Delibera parcheggi a Napoli

Delibera parcheggi a Napoli, protesta dei No Box

La protesta dei No Box contro la delibera dei parcheggi a Napoli è andata in scena in via Verdi, davanti alla sede del consiglio comunale. I manifestanti chiedono che venga abbandonato il modello autocentrico per indirizzarsi invece a favore di una mobilità urbana sostenibile. Questa deve guardare al trasporto pubblico e alle zone a traffico limitato, alle isole pedonali e anche all’incremento delle aree verdi.

Sono undici le associazioni, tra cui Wwf Napoli, Legambiente Parco Letterario Vesuvio e Cicloverdi, che si sono ritrovate per opporsi alla delibera dei parcheggi a Napoli, ovvero alla realizzazione di box auto privati in alcune zone della città. Il timore è di andare incontro a una mobilità insostenibile, a un aumento sia del traffico che dell’inquinamento atmosferico.

No box contro la delibera parcheggi a Napoli

I No Box sono contrari alla realizzazione di quei posti auto che non chiamano parcheggi, ma box e che non saranno pubblici. L’area tra Antignano e l’Arenella, più di 18mila metri di superficie, sarà invasa da circa 31mila camion che rimuoveranno il terreno per andare a fare oltre 38mila metri cubi di scavo. Il progetto prevede la realizzazione di quattro livelli interrati sotto piazza degli Artisti, due sotto via Tino di Camaino e infine tre nell’area di via de Bustis.

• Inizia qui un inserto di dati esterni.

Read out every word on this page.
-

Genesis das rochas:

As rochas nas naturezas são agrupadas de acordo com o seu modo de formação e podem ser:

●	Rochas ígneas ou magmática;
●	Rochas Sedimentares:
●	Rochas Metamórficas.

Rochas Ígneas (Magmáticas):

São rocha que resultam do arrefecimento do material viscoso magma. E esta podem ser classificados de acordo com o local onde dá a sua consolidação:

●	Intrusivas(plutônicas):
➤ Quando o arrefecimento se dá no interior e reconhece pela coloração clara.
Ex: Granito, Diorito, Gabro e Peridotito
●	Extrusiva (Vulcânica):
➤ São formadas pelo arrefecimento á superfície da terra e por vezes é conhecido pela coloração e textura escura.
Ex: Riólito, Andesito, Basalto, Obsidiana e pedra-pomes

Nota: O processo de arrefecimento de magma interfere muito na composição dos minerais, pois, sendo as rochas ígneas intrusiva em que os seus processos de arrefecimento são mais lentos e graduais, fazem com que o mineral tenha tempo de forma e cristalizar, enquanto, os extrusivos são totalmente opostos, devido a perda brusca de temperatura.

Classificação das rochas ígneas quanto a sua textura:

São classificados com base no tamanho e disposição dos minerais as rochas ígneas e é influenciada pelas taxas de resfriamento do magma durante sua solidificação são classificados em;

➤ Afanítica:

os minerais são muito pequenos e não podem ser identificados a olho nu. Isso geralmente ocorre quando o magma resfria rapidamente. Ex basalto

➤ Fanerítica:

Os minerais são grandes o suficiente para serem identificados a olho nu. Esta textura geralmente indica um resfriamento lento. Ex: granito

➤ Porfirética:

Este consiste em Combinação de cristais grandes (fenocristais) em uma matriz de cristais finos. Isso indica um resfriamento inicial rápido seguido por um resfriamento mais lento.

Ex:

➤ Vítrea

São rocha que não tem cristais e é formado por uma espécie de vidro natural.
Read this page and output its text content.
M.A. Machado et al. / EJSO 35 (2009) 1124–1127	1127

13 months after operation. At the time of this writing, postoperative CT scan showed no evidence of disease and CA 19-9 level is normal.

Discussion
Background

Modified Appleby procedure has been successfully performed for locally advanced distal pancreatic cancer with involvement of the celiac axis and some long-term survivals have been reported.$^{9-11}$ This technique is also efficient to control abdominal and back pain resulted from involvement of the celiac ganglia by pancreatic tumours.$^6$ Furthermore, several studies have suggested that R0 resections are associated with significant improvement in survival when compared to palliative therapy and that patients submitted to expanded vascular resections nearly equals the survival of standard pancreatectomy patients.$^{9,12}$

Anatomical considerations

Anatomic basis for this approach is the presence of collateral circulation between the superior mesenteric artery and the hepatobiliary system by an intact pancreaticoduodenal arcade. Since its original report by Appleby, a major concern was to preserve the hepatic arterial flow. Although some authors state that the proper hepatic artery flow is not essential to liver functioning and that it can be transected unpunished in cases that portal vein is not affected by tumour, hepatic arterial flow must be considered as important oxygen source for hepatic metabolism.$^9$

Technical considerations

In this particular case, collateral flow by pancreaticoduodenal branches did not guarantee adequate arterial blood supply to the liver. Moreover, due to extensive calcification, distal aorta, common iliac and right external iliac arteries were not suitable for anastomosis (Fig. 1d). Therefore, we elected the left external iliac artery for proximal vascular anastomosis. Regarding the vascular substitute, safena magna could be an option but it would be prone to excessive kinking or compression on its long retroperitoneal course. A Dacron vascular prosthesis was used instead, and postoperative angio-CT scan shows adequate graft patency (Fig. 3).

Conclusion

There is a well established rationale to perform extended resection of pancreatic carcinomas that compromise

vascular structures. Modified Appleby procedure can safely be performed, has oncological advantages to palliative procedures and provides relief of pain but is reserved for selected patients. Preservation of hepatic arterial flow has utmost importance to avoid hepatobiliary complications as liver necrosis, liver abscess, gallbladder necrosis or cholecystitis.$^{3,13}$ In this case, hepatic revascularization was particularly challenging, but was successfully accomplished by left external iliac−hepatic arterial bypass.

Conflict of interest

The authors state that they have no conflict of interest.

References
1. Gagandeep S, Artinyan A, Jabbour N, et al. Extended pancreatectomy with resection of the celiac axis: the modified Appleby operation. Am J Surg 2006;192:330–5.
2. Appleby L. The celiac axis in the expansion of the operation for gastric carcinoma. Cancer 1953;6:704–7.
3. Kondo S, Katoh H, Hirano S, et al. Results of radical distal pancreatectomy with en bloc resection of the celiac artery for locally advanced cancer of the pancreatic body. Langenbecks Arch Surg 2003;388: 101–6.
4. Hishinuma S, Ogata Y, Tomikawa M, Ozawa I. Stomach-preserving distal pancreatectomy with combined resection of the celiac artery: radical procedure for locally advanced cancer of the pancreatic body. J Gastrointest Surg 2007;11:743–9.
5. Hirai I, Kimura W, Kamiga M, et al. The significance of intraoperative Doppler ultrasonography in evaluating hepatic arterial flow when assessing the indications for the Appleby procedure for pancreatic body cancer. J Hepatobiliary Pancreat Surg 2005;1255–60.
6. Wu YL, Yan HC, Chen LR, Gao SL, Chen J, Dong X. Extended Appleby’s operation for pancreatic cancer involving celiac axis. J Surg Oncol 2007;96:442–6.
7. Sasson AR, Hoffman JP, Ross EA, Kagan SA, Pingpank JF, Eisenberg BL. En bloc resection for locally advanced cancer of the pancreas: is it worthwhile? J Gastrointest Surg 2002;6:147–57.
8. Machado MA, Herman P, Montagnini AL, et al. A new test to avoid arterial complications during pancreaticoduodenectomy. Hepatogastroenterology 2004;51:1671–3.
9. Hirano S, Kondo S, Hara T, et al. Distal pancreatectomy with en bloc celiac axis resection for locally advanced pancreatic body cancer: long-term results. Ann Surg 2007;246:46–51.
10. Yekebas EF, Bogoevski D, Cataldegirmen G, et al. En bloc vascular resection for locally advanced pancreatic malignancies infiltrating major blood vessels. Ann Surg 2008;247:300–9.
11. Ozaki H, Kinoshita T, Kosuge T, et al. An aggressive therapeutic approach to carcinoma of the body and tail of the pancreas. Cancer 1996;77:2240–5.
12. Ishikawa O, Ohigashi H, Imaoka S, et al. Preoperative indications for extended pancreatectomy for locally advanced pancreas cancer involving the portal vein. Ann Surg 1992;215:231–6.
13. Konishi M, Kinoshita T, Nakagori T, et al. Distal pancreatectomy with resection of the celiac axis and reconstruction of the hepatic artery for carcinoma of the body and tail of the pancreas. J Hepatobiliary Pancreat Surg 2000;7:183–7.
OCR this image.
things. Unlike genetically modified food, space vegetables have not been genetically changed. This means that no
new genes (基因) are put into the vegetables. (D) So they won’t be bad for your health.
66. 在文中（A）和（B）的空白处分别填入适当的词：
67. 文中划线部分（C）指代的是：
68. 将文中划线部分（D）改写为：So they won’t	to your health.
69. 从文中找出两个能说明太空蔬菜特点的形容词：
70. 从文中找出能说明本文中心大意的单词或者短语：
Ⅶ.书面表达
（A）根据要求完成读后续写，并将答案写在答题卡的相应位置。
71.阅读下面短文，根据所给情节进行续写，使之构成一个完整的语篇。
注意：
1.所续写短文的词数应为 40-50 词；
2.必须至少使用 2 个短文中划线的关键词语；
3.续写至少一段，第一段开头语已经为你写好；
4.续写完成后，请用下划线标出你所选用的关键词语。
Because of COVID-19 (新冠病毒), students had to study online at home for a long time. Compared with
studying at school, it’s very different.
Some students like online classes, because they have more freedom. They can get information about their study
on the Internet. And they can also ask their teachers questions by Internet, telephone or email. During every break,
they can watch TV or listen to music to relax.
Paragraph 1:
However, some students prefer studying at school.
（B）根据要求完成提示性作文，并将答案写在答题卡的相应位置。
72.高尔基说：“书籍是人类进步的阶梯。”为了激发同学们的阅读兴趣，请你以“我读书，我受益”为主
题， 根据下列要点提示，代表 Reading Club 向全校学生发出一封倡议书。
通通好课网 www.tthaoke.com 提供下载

La richiesta dei manifestanti è quella di sospendere immediatamente la delibera parcheggi a Napoli, di bloccare l’avvio dei lavori a piazza degli Artisti e di attivare un tavolo sulla mobilità cittadina a cui possano partecipare tutte le associazioni e i movimenti firmatari della lettera. Nella lettera che i No Box hanno consegnato al sindaco Gaetano Manfredi e ai consiglieri si legge:

C’è la consapevolezza di essere in pieno global warming, con conseguenti cambiamenti climatici in atto, e gli effetti già colpiscono duramente la nostra città in termini di eventi meteorici eccezionali sempre più frequenti con conseguenti danni e con isole di calore pericolose per i cittadini più fragili. Rispetto a politiche innovative che investono gran parte dell’Europa e del mondo, apprendere che questa giunta si appresta a consentire la realizzazione di parcheggi interrati lascia esterrefatti, poiché conferma una visione della mobilità antistorica che promuove il consumo di suolo e può nascondere e favorire precisi interessi speculativi.